In other words, I am completely ignorant of both the event and the place where it’s being held.
I also have no idea how good or bad the region’s advertising is. My guess is they are behind the west in terms of mass media advertising but on par with our digital capabilities. Why? Because there is no middle class. The poor watch TV. The rich surf the Net. Ergo TV commercials are naïve and Web experiences advanced. Again, I’m just guessing. I have no clue.
With this “clarity,” I intend to place my observations here and, hopefully, on a blog for Adweek, which is being worked out.

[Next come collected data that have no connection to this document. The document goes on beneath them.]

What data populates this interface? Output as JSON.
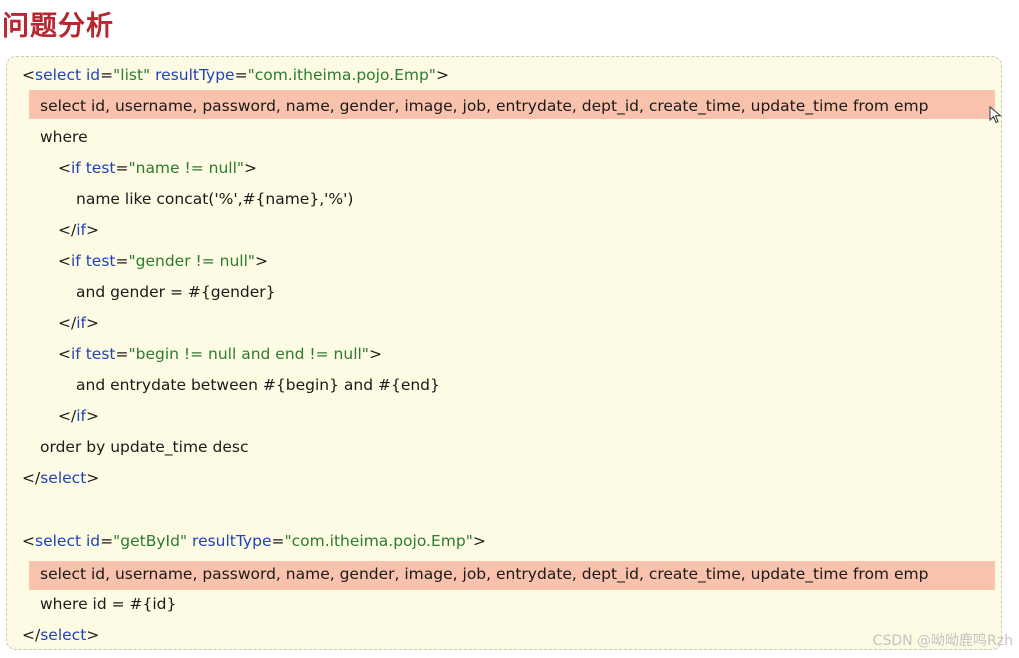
{
  "title": "问题分析",
  "watermark": "CSDN @呦呦鹿鸣Rzh",
  "colors": {
    "title": "#b8262f",
    "box_background": "#fdfbe3",
    "highlight": "#f9c2ac",
    "tag": "#1f43b5",
    "attr_value": "#2c7c2f"
  },
  "select1": {
    "open_lt": "<",
    "tag": "select",
    "attr1_name": "id",
    "attr1_value": "\"list\"",
    "attr2_name": "resultType",
    "attr2_value": "\"com.itheima.pojo.Emp\"",
    "open_gt": ">",
    "columns": "select id, username, password, name, gender, image, job, entrydate, dept_id, create_time, update_time from emp",
    "where": "where",
    "if1_test": "\"name != null\"",
    "if1_body": "name like concat('%',#{name},'%')",
    "if2_test": "\"gender != null\"",
    "if2_body": "and gender = #{gender}",
    "if3_test": "\"begin != null and end != null\"",
    "if3_body": "and entrydate between #{begin} and #{end}",
    "order": "order by update_time desc"
  },
  "select2": {
    "attr1_value": "\"getById\"",
    "attr2_value": "\"com.itheima.pojo.Emp\"",
    "columns": "select id, username, password, name, gender, image, job, entrydate, dept_id, create_time, update_time from emp",
    "where": "where  id = #{id}"
  },
  "tokens": {
    "lt": "<",
    "gt": ">",
    "close_lt": "</",
    "if_tag": "if",
    "test_attr": "test",
    "eq": "=",
    "select_tag": "select",
    "id_attr": "id",
    "result_attr": "resultType"
  }
}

Won’t you join me? Dubai awaits!
September 14, 2008
In early 2001, I became Chief Creative Officer of a hybrid agency at Leo Burnett called LBWorks. About that time Element 79 began their new agency a few blocks away. Having this in common, I instantly viewed them as competition, two horses in a race. A race to what, I now wonder: more accounts, more awards, more billings? Ego can be a ridiculous thing.
In any event, there we were: options in a town not hard up for more. I think LBWorks began with about 50 or-so people and I imagine E79 did so as well. They had one acclaimed client (Gatorade) and so did we: Altoids. DDB and Omnicom backed E79. LBWorks had Burnett and Publicis. Like I said, lots in common.
We came off the blocks quicker, pulling in four new accounts in less than a year: Lexmark, Earthlink, Storagetek and Gateway. (Two years later LBWorks had a champagne supernova and the dream was over. Undone by our own success. it’s a good story but not for here.)
Slower to grow, Element 79 hung around, always doing exemplary work on Gatorade, gradually picking up business, and eventually becoming a real player in its own right. Creatively, only Nike had a better tagline in the category than Gatorade’s “Is it in you?” E79 possessed a potent offence, run by charismatic Chief Creative Officer, Dennis Ryan.
Not long ago, they beat my current agency, Euro RSCG, in a lengthy, emotionally draining shootout for Harris Bank. We busted our butts on that one and I was positive we’d won. And I was wrong. Element 79 had been a worthy nemesis.
Until, perhaps, now. With flagship Gatorade gone and all of Quaker leaving, it doesn’t look good. Ironically, they still have Harris Bank but you don’t have to be an accountant to know what that bills. Not enough. Not enough to feed the engines that fuel a mid-sized advertising agency like Element 79.
Maybe Element 79 has an ace no one knows about. Will Omnicom aid its wounded sentry? More likely, they will absorb the remaining troops, probably into DDB. And, of course, there will be casualties. The rumors are already out there. But if the end is near, let me be the first to offer salutations: You came. You conquered. You will be remembered well.
Which is better than most. Take the place I work at now. It’s previous incarnation (Euro RSCG Tatham Partners) ingloriously imploded, leaving dark stains in an all but empty building. Very messy.
The fate of Element 79, should it be time to talk of fate, will not be as gruesome. The epilogue favors a sequel, not a finale.